Tumbling Through

People are always making improvements. So, after hundreds of thousands of years, humanity should have reached a state of smooth running perfection. But that’s not the case. People are still making improvements. Therefore, we can conclude that there is a chaos component to existence.

For instance, after hundreds of millions of years, the Earth should be a polished rock, because that’s what happens to rocks over time, they smooth out. Yet the Earth is rough and jagged, there’s an underlying disorder that keeps things messy. Lava spews out, winds rip apart, waves smash, meteorites crash.

When I was younger, I used to purposefully mess with the configuration files on my computer in order to screw it up. I just wanted something to fix, it was fun. If tasked with designing a universe, a creator would necessarily include a chaos quotient lest the inhabitants become tragically bored. We enjoy games because they introduce the unexpected, repeatedly throwing obstacles in our way.
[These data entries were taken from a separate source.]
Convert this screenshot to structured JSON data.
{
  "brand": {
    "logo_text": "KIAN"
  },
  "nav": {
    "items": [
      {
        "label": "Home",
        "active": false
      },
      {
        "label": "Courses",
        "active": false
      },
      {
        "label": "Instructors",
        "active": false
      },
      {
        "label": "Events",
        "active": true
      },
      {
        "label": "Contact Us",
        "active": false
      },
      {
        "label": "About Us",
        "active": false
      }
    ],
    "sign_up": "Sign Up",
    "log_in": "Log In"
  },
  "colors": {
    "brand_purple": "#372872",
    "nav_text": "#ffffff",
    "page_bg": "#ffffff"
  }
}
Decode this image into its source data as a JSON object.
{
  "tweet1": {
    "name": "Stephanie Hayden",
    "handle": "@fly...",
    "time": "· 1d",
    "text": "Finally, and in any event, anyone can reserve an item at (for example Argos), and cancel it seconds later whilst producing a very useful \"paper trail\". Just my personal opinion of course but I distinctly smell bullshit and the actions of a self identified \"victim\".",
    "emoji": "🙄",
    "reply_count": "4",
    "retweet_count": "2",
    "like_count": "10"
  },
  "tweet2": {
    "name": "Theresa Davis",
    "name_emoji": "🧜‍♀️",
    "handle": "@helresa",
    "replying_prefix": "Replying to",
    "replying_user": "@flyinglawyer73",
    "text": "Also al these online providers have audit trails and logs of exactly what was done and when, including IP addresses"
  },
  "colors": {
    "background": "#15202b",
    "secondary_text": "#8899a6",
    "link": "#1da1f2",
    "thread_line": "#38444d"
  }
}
We can never reach a state of perfect efficiency, and we wouldn’t want to, that’s a static state, a frozen sphere. Every age experiences its own set of tumultuous circumstances, that’s the chaos we must contend with. The gains we make and the edges we round will fold back into raw material, ready for those next in line.

Like building with wooden blocks or sand at the beach, our efforts are pointless play. It’s enjoyable to strive against resistance when we don’t take things too seriously. Life is a playground in which we can playact, gossip, build, climb, stumble, team-up, teardown — engaging in all sorts of interesting activities. Realizing this provides the satisfaction we seek.